Imaginez ne plus pouvoir embrasser vos enfants depuis trois mois simplement parce que la route qui mène chez vous est devenue un piège mortel. Au Nigeria, cette situation n’a rien d’un cauchemar isolé : elle est le quotidien de milliers de familles.
Quand la peur remplace les retrouvailles
Abubakar Abdullahi travaille à Minna, capitale de l’État de Niger. Sa femme et ses cinq enfants vivent à Kontagora, à seulement 200 kilomètres. Pourtant, il y a trois mois qu’il ne les a pas vus. Chaque week-end, il trouve une excuse. La vraie raison ? La terreur d’être enlevé par les bandes qui sévissent sur les axes routiers.
Il n’est pas paranoïaque. En 2022, son frère aîné a été arraché à son domicile et retenu trois mois contre une rançon de 35 000 dollars. L’argent a été réuni à grand-peine. Le traumatisme, lui, ne partira jamais.
Aujourd’hui, les contacts se limitent à des appels téléphoniques et des transferts d’argent en fin de mois. « Je suis trop effrayé pour rendre visite à ma famille », confie-t-il, la voix éteinte.
Une fracture qui touche toutes les communautés
L’État de Niger est majoritairement musulman mais abrite une importante minorité chrétienne. Musulmans et chrétiens cohabitent depuis toujours, se marient entre eux, célèbrent ensemble naissances et enterrements. Cette diversité était une richesse.
Aujourd’hui, elle est menacée. Le prêtre catholique James David Gaza le constate chaque dimanche à la sortie de la messe : « Nous formions une société diverse avec de proches liens de parenté. Les problèmes de sécurité nous séparent et détruisent nos liens sociaux. »
« Personne ne veut risquer sa vie. Les interactions sociales se sont réduites. »
Mamman Alassan, habitant de Minna qui n’a plus mis les pieds dans son village depuis trois ans
Les mariages, les baptêmes, les funérailles : tout ce qui faisait le ciment des communautés rurales se raréfie. On envoie un peu d’argent. On appelle. On pleure parfois en raccrochant.
Les bandits, maîtres des forêts
L’État de Niger est immense – plus vaste que la Belgique – et couvert de forêts denses qui servent de sanctuaires aux groupes criminels. Ces « bandits », comme on les appelle localement, ne font pas de différence entre musulmans et chrétiens. Leur seul critère : l’argent supposé des citadins.
Ils disposent d’un réseau d’informateurs dans chaque village. Un fonctionnaire qui rentre voir sa mère, un commerçant qui va au mariage de son cousin : tout est signalé. Les guet-apens sont préparés avec précision.

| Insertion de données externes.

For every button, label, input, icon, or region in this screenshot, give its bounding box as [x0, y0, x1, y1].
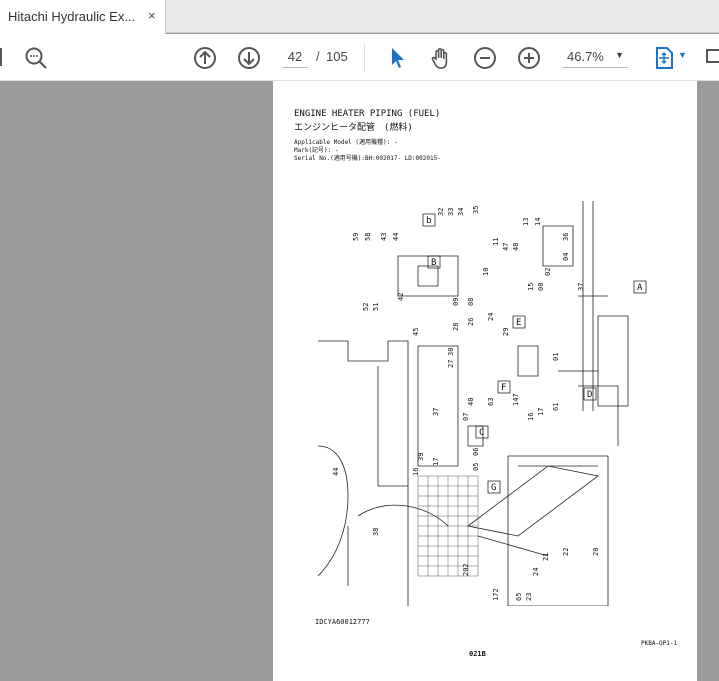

Récemment, huit informateurs présumés ont été arrêtés à Kontagora. Cela n’a rassuré personne. « On ne rentre plus chez nous, on appelle c’est tout », explique Isah Usman, 52 ans, qui a manqué le mariage de son propre frère.
Noël sous tension
Dans quelques jours, ce sera Noël. Dans d’autres régions du Nigeria, les familles se préparent déjà : achats de tissu neuf, préparation du poulet, décoration des maisons. Dans l’État de Niger, beaucoup savent déjà qu’ils passeront les fêtes seuls.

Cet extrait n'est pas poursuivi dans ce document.